A vibrant community, from this perspective, is permeated by a relentless sense of active compassion in which people help each other to live a life worth living. For me, I think the key word here is "vibrant" since it is possible for communities to be stifling and in some cases painful places to live. To be vibrant in life means to be fully human - to be fully alive. To be fully alive means, by default, that our orientation to other people originates in the power giving, sharing, helping, healing, providing, and caring. If we are vibrant in our beliefs, we not only think and reflect on these ideals, but we actively pursue and live them out in the breadth and depth of everyday life.

My life's work has been focused on one important and powerful question, "How to people learn the things they value most?" A vibrant community is immersed in learning as a means to build others. One of my heros in life is Stephen Biko and one of the most powerful statements he makes is:

"I own this cattle all right, but if someone is starting a house next door, it is custom for me to have empathy with him, it is part of my cultural heritage to set him up, so that my relationship with my property is not so highly individualistic that it seeks to destroy others. I use it to build others."

Biko created one of the most profound and powerful learning environments the world has ever seen. And although he does not use the term "vibrant" as I can recall, I would have to say that he embraced it as a source of design in his life's work. He does use the word "freedom" frequently, and his orientation to freedom is one that originates in giving, sharing, helping, healing, providing, and caring as well. In the end, Biko gave his life to these beliefs.

Stephen Biko's life and the vibrant community he forged in dire circumstances, for me, helps to define what a Hero really is. His is a life that never perishes in our hearts and minds. Biko's ability to activate his beliefs in authentic and practical ways takes us to the source of learning itself. His "classroom" was the full breadth and depth of the reality of his everyday life and his "instructional design" leveraged the entire social, political and economic realities he was immersed in. It is what Jean Vanier might describe as, if I may, becoming fully and completely human.

I agree with Joseph Campbell's comment in The Power of Myth that we have, in many ways, lost our heros in life. In my own work, one idea that I have focused on is that narratives that serve to inform our lives and help us to live a life worth living are the nucleus and true source of design in learning. Information, knowledge, skills and technology are important, but not centre-stage.
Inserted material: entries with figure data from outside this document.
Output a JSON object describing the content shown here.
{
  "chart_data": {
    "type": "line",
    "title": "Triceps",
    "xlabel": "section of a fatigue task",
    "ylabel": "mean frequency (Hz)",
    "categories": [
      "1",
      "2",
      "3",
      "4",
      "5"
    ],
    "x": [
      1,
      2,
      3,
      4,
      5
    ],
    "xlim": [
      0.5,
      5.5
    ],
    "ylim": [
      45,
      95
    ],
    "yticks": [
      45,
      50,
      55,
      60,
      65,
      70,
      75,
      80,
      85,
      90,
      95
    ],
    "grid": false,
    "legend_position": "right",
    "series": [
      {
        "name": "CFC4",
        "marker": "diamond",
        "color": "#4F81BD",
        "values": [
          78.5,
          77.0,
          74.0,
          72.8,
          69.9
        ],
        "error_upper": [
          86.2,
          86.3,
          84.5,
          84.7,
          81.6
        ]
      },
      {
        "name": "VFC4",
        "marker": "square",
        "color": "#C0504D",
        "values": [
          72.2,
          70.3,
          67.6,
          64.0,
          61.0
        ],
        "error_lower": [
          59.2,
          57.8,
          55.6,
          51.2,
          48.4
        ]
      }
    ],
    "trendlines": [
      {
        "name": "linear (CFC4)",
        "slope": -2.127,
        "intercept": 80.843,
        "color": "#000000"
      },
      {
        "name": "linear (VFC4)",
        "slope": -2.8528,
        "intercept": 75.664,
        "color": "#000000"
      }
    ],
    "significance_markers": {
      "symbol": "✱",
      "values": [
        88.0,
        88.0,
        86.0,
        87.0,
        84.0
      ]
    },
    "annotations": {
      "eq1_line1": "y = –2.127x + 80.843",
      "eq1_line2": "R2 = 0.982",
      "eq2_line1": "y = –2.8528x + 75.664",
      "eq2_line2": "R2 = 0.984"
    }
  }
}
If we are to explore vibrant communties then I think in some way we are directly interfacing with the lives of real people in real situations - their successes, their failures, their happiness, their pain and suffering. These are models we can learn from to inspire a greater sense of belonging in communties by embracing their experiences as much as humanly possible and finding practical ways of applying the lessons they have to teach us in our own reality.

One important sense of a vibrant community is to think about it as a way of belonging that is practical and authentic. In Vanier's words, it is a way of becoming human. Learning in a vibrant community is a means to cull the best elements from all dimensions of our society (cultural, artistic, social, political, economic) in order to relentlessly inspire this sense of belonging and promote an orientation to living that, in Stephen Biko's words, helps to build others. Both Vanier and Biko found ways to work in collaboration with all sectors, designed business strategies to reduce poverty, built new kinds of community assets, and, even more profoundly, elevated the power of learning for all people regardless of their walk in life.